Welcome to the Pit: Matt Groening’s Life in Hell

« All my life I’ve been torn between frivolity and despair, between the desire to amuse and the desire to annoy, between dread-filled insomnia and a sense of my own goofiness. Just like you, I worry about love and sex and work and suffering and injustice and death, but I also dig drawing bulgy-eyed rabbits with tragic overbites. »Matt Groening

Unlike most of my peers, I didn’t grow up absorbing The Simpsons, probably because I only watched cartoons on videocassettes instead of actual TV. I also somehow managed to skip Futurama (catching up with it years and years later, with great enjoyment).
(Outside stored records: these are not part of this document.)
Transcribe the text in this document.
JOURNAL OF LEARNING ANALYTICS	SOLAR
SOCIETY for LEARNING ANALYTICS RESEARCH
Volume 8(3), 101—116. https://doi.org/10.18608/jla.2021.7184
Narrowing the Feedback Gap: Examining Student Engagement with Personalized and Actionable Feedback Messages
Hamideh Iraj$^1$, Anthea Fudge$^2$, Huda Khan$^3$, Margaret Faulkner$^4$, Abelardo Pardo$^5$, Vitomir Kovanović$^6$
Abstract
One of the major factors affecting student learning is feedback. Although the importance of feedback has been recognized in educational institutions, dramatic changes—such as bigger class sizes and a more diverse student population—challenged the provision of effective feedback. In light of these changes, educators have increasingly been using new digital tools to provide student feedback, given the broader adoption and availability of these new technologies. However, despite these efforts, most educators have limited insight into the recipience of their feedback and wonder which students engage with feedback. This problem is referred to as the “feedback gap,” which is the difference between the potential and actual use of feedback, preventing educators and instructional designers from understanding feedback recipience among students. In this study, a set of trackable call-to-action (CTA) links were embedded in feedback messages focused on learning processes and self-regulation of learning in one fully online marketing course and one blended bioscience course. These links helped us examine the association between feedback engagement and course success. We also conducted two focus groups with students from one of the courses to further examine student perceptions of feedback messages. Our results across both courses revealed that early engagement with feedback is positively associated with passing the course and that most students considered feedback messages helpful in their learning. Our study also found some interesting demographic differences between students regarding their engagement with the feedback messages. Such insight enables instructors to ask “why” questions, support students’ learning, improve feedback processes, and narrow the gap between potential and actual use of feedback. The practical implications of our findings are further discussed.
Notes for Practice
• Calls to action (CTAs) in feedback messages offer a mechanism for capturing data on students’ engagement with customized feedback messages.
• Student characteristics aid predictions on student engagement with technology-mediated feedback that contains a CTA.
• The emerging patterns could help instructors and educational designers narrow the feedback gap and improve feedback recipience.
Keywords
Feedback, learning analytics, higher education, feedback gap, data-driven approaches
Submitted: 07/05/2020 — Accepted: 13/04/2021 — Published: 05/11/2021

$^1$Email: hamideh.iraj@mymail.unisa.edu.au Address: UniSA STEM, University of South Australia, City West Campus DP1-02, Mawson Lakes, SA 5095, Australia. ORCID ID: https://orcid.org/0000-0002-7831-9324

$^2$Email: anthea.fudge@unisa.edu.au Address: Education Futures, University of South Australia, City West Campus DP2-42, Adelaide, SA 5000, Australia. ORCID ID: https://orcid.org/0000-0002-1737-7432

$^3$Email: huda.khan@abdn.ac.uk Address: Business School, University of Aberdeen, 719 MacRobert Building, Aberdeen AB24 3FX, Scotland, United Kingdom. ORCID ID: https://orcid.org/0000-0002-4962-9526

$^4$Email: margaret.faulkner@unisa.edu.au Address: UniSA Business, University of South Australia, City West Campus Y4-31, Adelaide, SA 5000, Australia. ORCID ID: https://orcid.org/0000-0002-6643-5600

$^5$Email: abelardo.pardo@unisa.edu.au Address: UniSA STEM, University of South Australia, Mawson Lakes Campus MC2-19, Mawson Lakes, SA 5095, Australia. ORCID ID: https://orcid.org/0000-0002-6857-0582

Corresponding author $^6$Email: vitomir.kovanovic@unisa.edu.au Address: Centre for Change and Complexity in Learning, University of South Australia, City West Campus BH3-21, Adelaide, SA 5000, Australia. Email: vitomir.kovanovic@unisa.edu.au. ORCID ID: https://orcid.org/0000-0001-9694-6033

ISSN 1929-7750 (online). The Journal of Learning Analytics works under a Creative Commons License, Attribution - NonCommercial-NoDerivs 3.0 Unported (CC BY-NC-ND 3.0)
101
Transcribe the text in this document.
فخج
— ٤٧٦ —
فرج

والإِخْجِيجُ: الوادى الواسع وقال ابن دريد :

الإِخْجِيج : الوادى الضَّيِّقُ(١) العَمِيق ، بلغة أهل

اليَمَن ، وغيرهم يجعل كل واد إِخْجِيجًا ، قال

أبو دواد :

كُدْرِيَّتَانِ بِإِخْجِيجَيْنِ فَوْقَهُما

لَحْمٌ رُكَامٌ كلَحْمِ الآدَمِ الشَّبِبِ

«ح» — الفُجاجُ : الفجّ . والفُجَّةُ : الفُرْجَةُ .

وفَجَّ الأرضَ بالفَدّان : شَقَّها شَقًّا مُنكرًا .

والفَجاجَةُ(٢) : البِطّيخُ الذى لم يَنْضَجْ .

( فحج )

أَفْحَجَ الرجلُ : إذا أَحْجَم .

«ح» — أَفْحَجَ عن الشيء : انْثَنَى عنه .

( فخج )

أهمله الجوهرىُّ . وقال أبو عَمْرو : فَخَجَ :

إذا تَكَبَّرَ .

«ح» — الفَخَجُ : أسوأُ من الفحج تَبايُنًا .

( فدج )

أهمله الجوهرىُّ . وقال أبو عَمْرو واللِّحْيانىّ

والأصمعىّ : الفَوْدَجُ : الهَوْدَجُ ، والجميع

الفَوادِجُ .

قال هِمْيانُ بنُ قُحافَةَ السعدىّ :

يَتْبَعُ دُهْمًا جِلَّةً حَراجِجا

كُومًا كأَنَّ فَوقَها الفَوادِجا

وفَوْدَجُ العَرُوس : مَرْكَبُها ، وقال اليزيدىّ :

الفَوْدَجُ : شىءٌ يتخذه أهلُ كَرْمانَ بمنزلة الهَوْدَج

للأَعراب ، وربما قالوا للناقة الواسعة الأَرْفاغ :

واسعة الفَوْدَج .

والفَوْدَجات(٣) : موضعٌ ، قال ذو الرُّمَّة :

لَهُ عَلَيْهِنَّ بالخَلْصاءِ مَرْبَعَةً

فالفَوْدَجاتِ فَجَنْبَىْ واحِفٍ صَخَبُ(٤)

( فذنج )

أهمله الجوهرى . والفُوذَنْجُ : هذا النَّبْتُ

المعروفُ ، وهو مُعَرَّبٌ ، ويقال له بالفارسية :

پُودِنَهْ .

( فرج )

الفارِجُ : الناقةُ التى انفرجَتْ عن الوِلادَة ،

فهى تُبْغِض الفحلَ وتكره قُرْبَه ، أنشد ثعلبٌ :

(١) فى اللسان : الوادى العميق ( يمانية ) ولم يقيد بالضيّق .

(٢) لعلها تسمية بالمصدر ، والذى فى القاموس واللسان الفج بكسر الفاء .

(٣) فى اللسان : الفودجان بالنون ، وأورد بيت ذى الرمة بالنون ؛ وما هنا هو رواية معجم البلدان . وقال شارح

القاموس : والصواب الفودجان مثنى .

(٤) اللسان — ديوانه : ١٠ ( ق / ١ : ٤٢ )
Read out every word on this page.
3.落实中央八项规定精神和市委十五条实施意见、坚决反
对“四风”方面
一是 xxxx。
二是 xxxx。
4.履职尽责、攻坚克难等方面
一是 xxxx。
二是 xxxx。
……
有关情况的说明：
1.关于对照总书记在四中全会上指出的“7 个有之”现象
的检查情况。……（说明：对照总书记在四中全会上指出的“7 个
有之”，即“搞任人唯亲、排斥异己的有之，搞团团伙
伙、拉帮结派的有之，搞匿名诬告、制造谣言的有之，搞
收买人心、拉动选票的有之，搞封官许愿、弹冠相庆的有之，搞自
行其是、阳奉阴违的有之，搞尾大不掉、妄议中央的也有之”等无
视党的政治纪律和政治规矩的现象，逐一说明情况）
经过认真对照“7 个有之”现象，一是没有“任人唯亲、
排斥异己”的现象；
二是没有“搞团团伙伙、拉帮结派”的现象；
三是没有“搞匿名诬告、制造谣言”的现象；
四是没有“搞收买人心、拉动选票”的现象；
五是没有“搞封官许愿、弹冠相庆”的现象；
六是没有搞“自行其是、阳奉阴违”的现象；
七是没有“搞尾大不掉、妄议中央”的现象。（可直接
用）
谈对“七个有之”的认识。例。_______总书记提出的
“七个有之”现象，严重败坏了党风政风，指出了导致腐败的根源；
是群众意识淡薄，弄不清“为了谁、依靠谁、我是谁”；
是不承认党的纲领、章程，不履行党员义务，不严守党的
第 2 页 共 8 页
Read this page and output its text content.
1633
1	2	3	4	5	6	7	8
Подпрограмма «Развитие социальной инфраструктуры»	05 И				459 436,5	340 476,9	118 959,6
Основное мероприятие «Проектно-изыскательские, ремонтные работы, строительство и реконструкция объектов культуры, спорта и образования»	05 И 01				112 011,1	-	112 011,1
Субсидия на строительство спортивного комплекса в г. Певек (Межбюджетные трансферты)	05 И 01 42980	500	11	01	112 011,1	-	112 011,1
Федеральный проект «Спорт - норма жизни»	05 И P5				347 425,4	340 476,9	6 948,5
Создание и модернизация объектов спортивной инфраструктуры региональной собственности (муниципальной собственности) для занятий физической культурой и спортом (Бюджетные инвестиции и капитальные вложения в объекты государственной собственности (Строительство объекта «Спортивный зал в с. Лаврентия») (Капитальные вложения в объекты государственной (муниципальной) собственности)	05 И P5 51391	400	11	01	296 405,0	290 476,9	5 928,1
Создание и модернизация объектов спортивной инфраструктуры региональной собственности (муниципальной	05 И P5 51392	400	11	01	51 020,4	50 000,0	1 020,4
So the work of Matt Groening* (who probably needs no introduction, but you can get one here) was not really familiar to me at all when co-admin RG introduced me to The Big Book of Hell, though of course I was aware of the Simpsons aesthetic, as one would truly have to live under a rock not to be acquainted with it to at least some degree.

*Here’s how to pronounce ‘Grœning’ correctly and impress all your friends.

Life in Hell crept into the world in 1977 as a self-published book that Groening, freshly moved to Los Angeles from Portland to pursue his ambition of becoming a writer, would give out to friends. He also sold it for two bucks a pop in Licorice Pizza, one of a chain of record stores operated by James Greenwood. As is often the case, Groening’s cartoonist/writer/producer/animator career kicked off by way of serendipity: in 1978, an editor from the charming WET: The Magazine of Gourmet Bathing liked Life in Hell enough to print a few of its strips. From then on, the strip’s popularity snowballed slowly but steadily (from its first regular weekly appearance in the Los Angeles Reader in 1980, to the huge success of a compilation of LIH’s love-centric cartoons, titled Love Is Hell, in 1984, to the strip’s presence in over 250 newspapers by 1986), which eventually led to The Simpsons. Speaking of the latter, I am now shamelessly going to plug a previous post, namely Tentacle Tuesday: Treehouse of Tentacular Horror.

Here’s a selection from several out-of-print anthologies co-admin RG had handy, namely from Love Is Hell (1984), Work Is Hell (1986), School Is Hell (1987), Childhood Is Hell (1988), and How to Get to Hell (1991).

Personal favourites Akbar and Jeff were apparently introduced so that Groening could incorporate real-life conflicts he had with his girlfriend into the strip without it being too obvious about who was who. When we noticed a couple living across the street (two men always dressed in matching, brightly coloured sportswear) we instantly nicknamed them Akbar and Jeff.